RIKEN Center for Sustainable Resource Science, Japan; RIKEN Center for Integrative Medical Sciences, Japan.
Curr Opin Biotechnol. 2018 Dec;54:10-17. doi: 10.1016/j.copbio.2018.01.008. Epub 2018 Feb 6.
Mass spectrometry (MS)-based metabolomics is the popular platform for metabolome analyses. Computational techniques for the processing of MS raw data, for example, feature detection, peak alignment, and the exclusion of false-positive peaks, have been established. The next stage of untargeted metabolomics would be to decipher the mass fragmentation of small molecules for the global identification of human-, animal-, plant-, and microbiota metabolomes, resulting in a deeper understanding of metabolisms. This review is an update on the latest computational metabolomics including known/expected structure databases, chemical ontology classifications, and mass spectrometry cheminformatics for the interpretation of mass fragmentations and for the elucidation of unknown metabolites.

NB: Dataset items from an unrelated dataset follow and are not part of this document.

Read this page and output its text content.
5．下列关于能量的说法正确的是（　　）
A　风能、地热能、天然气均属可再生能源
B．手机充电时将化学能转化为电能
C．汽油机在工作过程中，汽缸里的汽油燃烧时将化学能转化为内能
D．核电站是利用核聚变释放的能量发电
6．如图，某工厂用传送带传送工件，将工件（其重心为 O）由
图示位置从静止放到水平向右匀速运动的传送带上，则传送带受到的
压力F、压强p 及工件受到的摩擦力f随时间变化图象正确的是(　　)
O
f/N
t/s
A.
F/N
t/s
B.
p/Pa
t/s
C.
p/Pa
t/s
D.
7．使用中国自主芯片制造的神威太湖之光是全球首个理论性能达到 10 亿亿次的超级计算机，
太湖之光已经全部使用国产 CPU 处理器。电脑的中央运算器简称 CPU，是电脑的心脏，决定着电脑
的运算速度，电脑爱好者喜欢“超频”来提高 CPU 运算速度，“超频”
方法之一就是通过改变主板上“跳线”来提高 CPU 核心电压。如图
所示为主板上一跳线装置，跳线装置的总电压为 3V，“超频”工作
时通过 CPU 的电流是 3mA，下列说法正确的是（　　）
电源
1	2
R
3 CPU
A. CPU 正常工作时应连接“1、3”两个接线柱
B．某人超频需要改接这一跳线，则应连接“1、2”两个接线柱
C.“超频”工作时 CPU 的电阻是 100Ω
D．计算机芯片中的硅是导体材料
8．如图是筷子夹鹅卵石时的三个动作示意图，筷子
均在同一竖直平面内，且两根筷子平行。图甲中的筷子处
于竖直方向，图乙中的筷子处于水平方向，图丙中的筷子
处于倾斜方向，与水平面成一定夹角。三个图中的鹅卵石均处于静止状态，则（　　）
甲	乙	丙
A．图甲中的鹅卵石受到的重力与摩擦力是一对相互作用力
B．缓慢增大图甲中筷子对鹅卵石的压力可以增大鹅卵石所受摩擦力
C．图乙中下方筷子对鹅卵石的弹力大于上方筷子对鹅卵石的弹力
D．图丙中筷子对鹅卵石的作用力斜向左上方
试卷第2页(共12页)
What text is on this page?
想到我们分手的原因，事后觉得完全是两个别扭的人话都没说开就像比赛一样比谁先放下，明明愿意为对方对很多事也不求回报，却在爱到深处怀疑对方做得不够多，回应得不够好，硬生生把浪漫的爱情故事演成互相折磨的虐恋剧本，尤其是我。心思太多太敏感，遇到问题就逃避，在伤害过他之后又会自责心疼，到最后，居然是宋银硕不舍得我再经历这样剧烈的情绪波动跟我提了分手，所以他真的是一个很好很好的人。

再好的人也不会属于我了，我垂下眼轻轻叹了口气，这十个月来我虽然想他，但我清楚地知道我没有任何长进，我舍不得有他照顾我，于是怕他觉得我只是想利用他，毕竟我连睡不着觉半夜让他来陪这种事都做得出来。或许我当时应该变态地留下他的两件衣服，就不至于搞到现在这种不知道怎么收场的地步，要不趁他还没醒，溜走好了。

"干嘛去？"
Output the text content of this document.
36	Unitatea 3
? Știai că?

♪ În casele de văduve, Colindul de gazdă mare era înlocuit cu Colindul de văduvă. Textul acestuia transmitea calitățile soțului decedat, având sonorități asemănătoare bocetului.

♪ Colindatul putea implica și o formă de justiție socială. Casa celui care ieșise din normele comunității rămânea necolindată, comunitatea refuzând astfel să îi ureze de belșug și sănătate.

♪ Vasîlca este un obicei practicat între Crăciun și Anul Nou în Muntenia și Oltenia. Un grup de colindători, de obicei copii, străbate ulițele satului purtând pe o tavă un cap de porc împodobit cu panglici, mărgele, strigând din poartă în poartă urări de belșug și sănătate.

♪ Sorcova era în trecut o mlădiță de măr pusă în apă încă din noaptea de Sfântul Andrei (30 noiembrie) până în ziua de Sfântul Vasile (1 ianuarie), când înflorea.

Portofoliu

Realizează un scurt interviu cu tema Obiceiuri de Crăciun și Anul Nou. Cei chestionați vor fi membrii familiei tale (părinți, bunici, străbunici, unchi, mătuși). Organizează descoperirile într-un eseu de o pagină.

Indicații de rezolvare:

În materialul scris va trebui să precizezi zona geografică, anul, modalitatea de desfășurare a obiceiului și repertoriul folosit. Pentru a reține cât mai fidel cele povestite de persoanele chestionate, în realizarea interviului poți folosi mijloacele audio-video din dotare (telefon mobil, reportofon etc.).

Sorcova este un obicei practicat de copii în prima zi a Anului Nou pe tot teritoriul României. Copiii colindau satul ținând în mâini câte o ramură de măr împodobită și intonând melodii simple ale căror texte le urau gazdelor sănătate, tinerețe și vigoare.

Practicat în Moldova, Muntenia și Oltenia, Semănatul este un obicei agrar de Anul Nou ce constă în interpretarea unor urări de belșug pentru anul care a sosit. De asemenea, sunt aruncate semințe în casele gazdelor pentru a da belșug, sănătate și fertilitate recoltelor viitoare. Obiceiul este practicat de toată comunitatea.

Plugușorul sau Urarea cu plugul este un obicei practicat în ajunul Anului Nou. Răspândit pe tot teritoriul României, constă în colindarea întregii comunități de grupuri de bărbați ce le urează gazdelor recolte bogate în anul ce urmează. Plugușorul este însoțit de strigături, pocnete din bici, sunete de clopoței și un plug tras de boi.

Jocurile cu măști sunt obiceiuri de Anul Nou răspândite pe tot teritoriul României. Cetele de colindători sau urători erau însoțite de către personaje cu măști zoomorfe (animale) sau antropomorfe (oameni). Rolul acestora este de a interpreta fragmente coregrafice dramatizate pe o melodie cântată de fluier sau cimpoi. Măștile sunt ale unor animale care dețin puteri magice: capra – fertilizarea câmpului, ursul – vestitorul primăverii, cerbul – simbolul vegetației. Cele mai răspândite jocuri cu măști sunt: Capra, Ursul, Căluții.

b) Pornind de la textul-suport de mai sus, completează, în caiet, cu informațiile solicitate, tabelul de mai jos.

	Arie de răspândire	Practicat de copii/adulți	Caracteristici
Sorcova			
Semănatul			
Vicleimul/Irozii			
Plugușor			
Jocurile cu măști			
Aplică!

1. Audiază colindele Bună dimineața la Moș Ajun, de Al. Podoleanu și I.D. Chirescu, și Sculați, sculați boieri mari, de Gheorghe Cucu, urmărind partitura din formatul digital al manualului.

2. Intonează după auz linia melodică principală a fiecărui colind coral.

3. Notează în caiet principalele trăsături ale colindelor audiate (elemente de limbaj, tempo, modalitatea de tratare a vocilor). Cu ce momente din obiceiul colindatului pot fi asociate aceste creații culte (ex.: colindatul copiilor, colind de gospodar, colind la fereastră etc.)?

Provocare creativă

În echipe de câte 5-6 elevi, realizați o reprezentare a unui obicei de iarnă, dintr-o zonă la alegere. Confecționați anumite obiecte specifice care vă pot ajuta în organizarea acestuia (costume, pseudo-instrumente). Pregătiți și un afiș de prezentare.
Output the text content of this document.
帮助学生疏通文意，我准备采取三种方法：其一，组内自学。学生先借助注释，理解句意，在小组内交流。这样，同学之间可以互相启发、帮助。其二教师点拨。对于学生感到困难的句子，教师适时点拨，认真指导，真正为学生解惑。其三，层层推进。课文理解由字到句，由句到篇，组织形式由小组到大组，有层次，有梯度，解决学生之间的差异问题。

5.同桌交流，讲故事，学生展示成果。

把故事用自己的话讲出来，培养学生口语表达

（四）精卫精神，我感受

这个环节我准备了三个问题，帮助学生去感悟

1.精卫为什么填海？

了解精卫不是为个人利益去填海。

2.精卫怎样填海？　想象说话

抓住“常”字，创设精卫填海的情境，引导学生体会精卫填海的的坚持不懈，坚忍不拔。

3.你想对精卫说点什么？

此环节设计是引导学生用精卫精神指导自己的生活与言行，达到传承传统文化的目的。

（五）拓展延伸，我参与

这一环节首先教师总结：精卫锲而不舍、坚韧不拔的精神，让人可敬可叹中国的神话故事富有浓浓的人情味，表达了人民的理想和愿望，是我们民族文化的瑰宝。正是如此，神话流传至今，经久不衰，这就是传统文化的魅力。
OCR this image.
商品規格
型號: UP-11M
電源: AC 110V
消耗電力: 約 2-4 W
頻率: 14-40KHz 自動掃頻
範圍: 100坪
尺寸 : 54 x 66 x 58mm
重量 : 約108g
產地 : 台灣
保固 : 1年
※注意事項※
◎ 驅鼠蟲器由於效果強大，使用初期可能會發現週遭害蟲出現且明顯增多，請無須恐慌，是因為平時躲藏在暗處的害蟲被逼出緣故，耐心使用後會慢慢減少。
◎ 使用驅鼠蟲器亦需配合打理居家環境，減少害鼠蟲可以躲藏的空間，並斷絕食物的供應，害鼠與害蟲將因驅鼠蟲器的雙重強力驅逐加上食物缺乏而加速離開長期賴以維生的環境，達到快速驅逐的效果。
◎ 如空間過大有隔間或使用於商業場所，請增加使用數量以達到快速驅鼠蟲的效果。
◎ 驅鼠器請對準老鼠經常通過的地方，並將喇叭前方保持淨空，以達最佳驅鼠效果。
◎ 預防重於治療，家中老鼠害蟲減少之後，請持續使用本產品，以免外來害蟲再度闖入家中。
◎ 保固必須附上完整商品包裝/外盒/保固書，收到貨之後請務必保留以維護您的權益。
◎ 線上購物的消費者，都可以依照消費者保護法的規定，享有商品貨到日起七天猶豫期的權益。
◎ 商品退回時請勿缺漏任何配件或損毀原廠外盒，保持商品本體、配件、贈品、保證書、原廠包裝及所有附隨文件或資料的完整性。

The importance of metabolome 'databases' and 'repositories' is also discussed because novel biological discoveries are often attributable to the accumulation of data, to relational databases, and to their statistics. Lastly, a practical guide for metabolite annotations is presented as the summary of this review.
基于质谱(MS)的代谢组学是代谢组分析的常用平台。已经建立了用于处理 MS 原始数据的计算技术,例如特征检测、峰对齐和排除假阳性峰。非靶向代谢组学的下一阶段将是对小分子的质量碎片进行解码,以全面鉴定人类、动物、植物和微生物组的代谢物,从而更深入地了解代谢物。本文综述了最新的计算代谢组学,包括已知/预期结构数据库、化学本体分类和质谱化学信息学,用于解释质量碎片和阐明未知代谢物。还讨论了代谢组“数据库”和“存储库”的重要性,因为新的生物学发现通常归因于数据的积累、关系数据库及其统计数据。最后,作为本综述的总结,提出了一种实用的代谢物注释指南。